「少子化だから、将来年金はもらえない」というのは、本当ですか?
先日、30代前半の方から「少子化が進むことで、自分たちの老後は公的年金がもらえないのではないか。」という質問を受けました。たしかに、少子化は深刻な課題であり、将来働く世代の人口が減少することで、公的年金財源に及ぼす影響についての不安感は否定できません。 とは言え、年金がもらえないという結論に至るのは短絡的すぎる印象です。まずは、社会保障制度の主旨や社会全体として目指す方向性、そのための取り組みや現状について、きちんと知ることから始めましょう。
社会全体で支える「社会保障制度」
結論から言うと、少子化が進んでも、公的年金制度がなくなることはありません。
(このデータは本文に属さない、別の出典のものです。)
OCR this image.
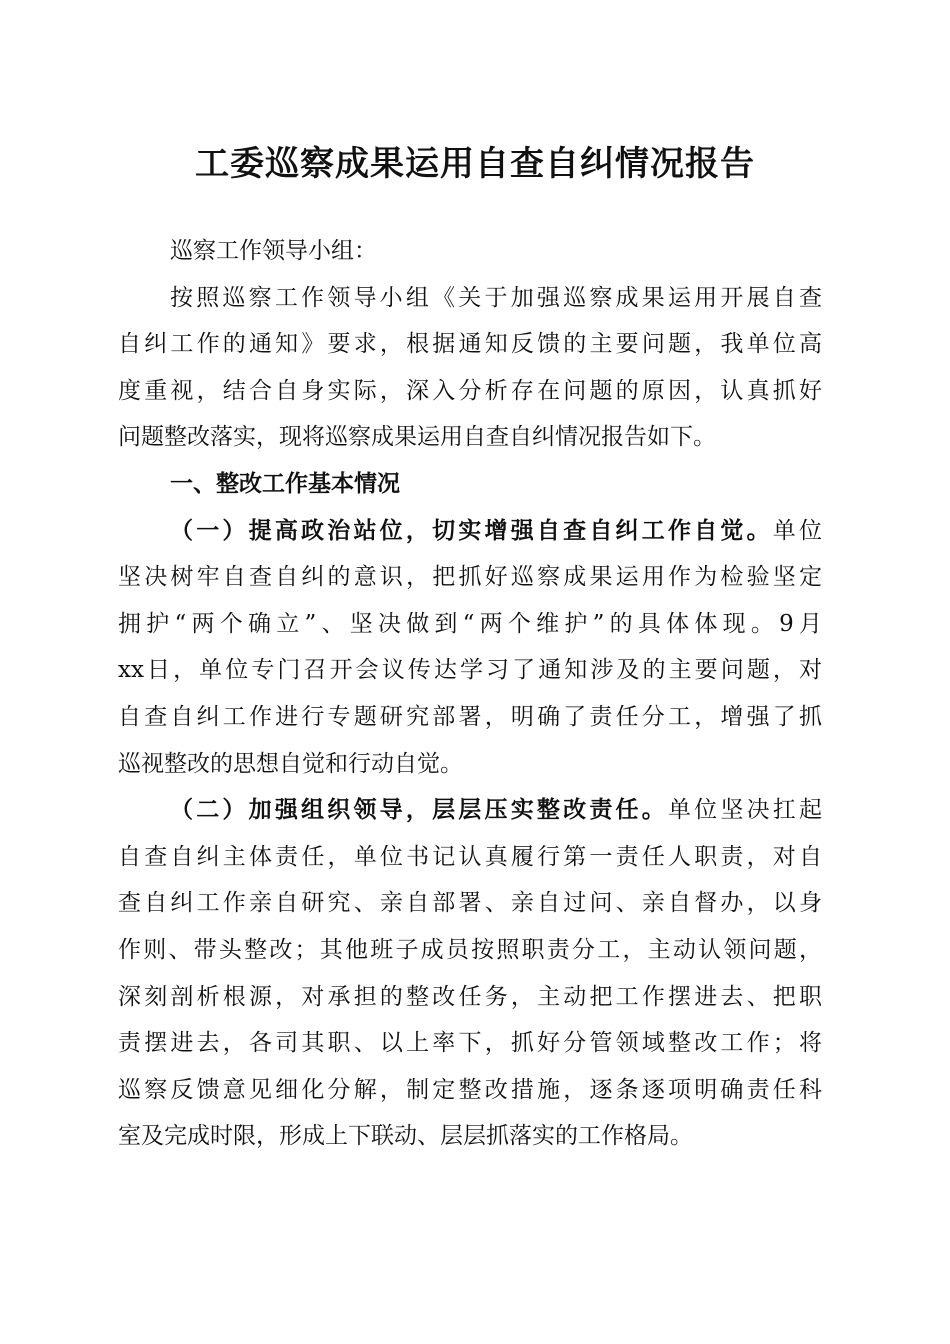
工委巡察成果运用自查自纠情况报告
巡察工作领导小组：
按照巡察工作领导小组《关于加强巡察成果运用开展自查
自纠工作的通知》要求，根据通知反馈的主要问题，我单位高
度重视，结合自身实际，深入分析存在问题的原因，认真抓好
问题整改落实，现将巡察成果运用自查自纠情况报告如下。
一、整改工作基本情况
（一）提高政治站位，切实增强自查自纠工作自觉。单位
坚决树牢自查自纠的意识，把抓好巡察成果运用作为检验坚定
拥护“两个确立”、坚决做到“两个维护”的具体体现。9月
xx日，单位专门召开会议传达学习了通知涉及的主要问题，对
自查自纠工作进行专题研究部署，明确了责任分工，增强了抓
巡视整改的思想自觉和行动自觉。
（二）加强组织领导，层层压实整改责任。单位坚决扛起
自查自纠主体责任，单位书记认真履行第一责任人职责，对自
查自纠工作亲自研究、亲自部署、亲自过问、亲自督办，以身
作则、带头整改；其他班子成员按照职责分工，主动认领问题，
深刻剖析根源，对承担的整改任务，主动把工作摆进去、把职
责摆进去，各司其职、以上率下，抓好分管领域整改工作；将
巡察反馈意见细化分解，制定整改措施，逐条逐项明确责任科
室及完成时限，形成上下联动、层层抓落实的工作格局。
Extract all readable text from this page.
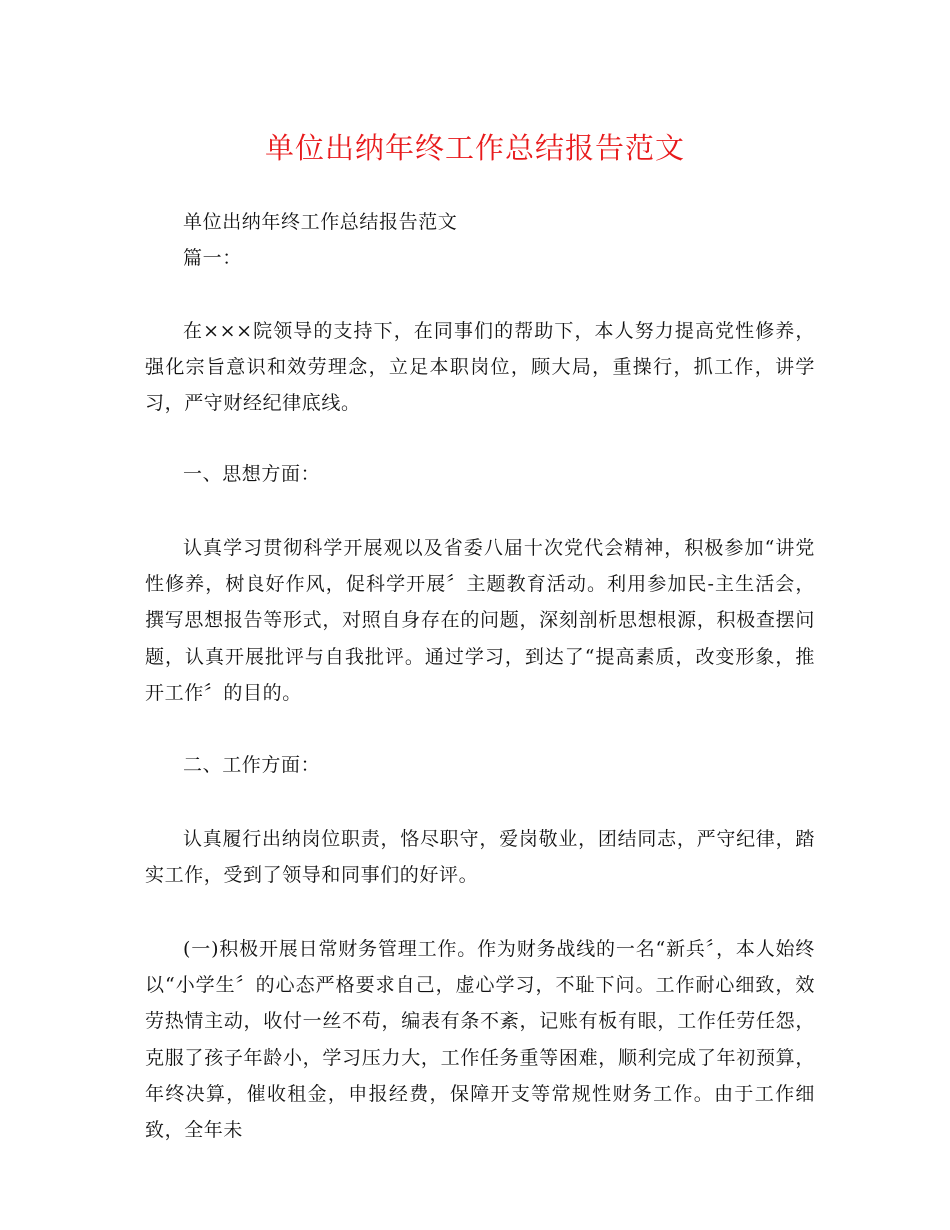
单位出纳年终工作总结报告范文
单位出纳年终工作总结报告范文
篇一：
在×××院领导的支持下，在同事们的帮助下，本人努力提高党性修养，强化宗旨意识和效劳理念，立足本职岗位，顾大局，重操行，抓工作，讲学习，严守财经纪律底线。
一、思想方面：
认真学习贯彻科学开展观以及省委八届十次党代会精神，积极参加“讲党性修养，树良好作风，促科学开展〞主题教育活动。利用参加民-主生活会，撰写思想报告等形式，对照自身存在的问题，深刻剖析思想根源，积极查摆问题，认真开展批评与自我批评。通过学习，到达了“提高素质，改变形象，推开工作〞的目的。
二、工作方面：
认真履行出纳岗位职责，恪尽职守，爱岗敬业，团结同志，严守纪律，踏实工作，受到了领导和同事们的好评。
(一)积极开展日常财务管理工作。作为财务战线的一名“新兵〞，本人始终以“小学生〞的心态严格要求自己，虚心学习，不耻下问。工作耐心细致，效劳热情主动，收付一丝不苟，编表有条不紊，记账有板有眼，工作任劳任怨，克服了孩子年龄小，学习压力大，工作任务重等困难，顺利完成了年初预算，年终决算，催收租金，申报经费，保障开支等常规性财务工作。由于工作细致，全年未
なぜならば、社会保障制度は、国民の「安心」や生活の「安定」を生涯にわたって支える制度であるためです。 このうち、年金や医療・介護といった「社会保険」は、病気やけが、死亡、老齢、障害、失業など生活の困難に遭遇した場合でも、生活の安定を図ることを目的とした強制加入の保険制度です。 公的年金制度には、退職後の収入減少を補てんするための「老齢年金」だけでなく、障害状態で働けない場合の「障害年金」や遺族の生活を守るための「遺族年金」があります。 日本の年金制度において、現役世代が納付する保険料は、年金受給者への給付財源となる「賦課方式」で運用されています。現在の現役世代が高齢となり年金を受け取る数十年後には、そのときの現役世代が納付した保険料から年金を受け取るといった世代間で支え合う仕組みです。 少子高齢化により働く世代が減り、受け取る世代が増えると、給付(支出)が納付(収入)を上回るため、「年金財源が破たんするのでは」と心配する声があるのは、こうした制度の仕組みであるためです。
少子高齢化を見据えた公的年金制度の取り組み
ただし、国では、これまでの統計や予測データを活用し、年金制度が破綻しないための財源確保の取り組みとして、「国庫による負担」や「年金積立金(将来のための積み立て)の運用」などを行っています。 運用を行う「GPIF(年金積立金管理運用独立行政法人)」という機関については、聞いたことがあるかもしれません。また、急激な変動を避けるため、長期的収支を見通したうえで給付水準を自動調整する「マクロ経済スライド」という仕組みを導入し、さらに5年ごとの「財政検証」により検証を行っています。 つまり、少子高齢化という現実的課題をふまえたうえで、将来にわたる公的年金制度維持のための取り組みや対策を行っているのです。